If you’re like most, you probably assumed that the first image is some sort of school. It has all the usual markings of a school after all; long hallways, clocks, art on the walls, those horrible fluorescent lights found nowhere besides office buildings and schools..
Now what about the hallway in the second picture? Many people’s first impression of this photo leads them to think hospital, psych ward, abandoned building…but would you believe that that paintless hallway is a school as well?
My initial desire for my practicum was to intern at a mental hospital, but due to safety concerns I was reassigned to Klaipeda Special School #2, which is approximately two minutes from LCC by foot. Every Monday, Wednesday, Thursday, and Friday I make the short trek through the ice and snow towards a building that sits in the shadow of a concrete Catholic church, which I can see through my dorm room window. Though a full functioning school, it is truly not far off from being a hospital.

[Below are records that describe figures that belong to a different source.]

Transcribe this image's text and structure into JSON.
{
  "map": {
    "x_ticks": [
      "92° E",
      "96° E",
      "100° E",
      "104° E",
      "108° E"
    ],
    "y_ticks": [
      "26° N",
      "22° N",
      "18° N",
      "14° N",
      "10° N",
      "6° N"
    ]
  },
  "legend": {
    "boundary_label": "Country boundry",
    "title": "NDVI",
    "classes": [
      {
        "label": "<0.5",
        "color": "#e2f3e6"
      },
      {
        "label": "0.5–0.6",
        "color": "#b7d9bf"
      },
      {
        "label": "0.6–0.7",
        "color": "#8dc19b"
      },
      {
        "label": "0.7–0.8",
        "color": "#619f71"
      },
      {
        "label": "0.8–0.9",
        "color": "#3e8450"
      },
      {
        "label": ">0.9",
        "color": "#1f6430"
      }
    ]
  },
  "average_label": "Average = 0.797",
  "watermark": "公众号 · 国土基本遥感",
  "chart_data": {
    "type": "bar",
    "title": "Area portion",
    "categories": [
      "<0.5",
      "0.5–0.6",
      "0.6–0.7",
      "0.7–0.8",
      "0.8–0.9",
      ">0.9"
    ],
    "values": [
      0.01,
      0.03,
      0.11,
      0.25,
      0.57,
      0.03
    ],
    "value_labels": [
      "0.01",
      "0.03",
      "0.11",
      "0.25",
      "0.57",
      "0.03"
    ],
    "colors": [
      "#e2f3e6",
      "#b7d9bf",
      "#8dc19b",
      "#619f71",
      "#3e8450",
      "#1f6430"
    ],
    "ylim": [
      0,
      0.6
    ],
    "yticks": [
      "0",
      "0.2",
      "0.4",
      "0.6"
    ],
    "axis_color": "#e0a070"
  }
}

Unlike the American model of integration, Klaipeda Special School is a public, government-run school designed specifically for students who are in some way categorized as “special”. Within the confines of the hallways holds a broad range of students including the most severe cases of autism, cerebral palsy, schizophrenia etc. as well as less severe (and even otherwise normal children) such as Gypsy kids and those with mild to moderate learning disabilities. Classes start at 8:45 and stretch until 2pm though many children stay in the on-site dormitories which are open from Monday to Friday.
So far, it has been a wonderful, albeit challenging experience but I have learned a lot, even from just being forced to communicate in a language and in a culture I don’t understand.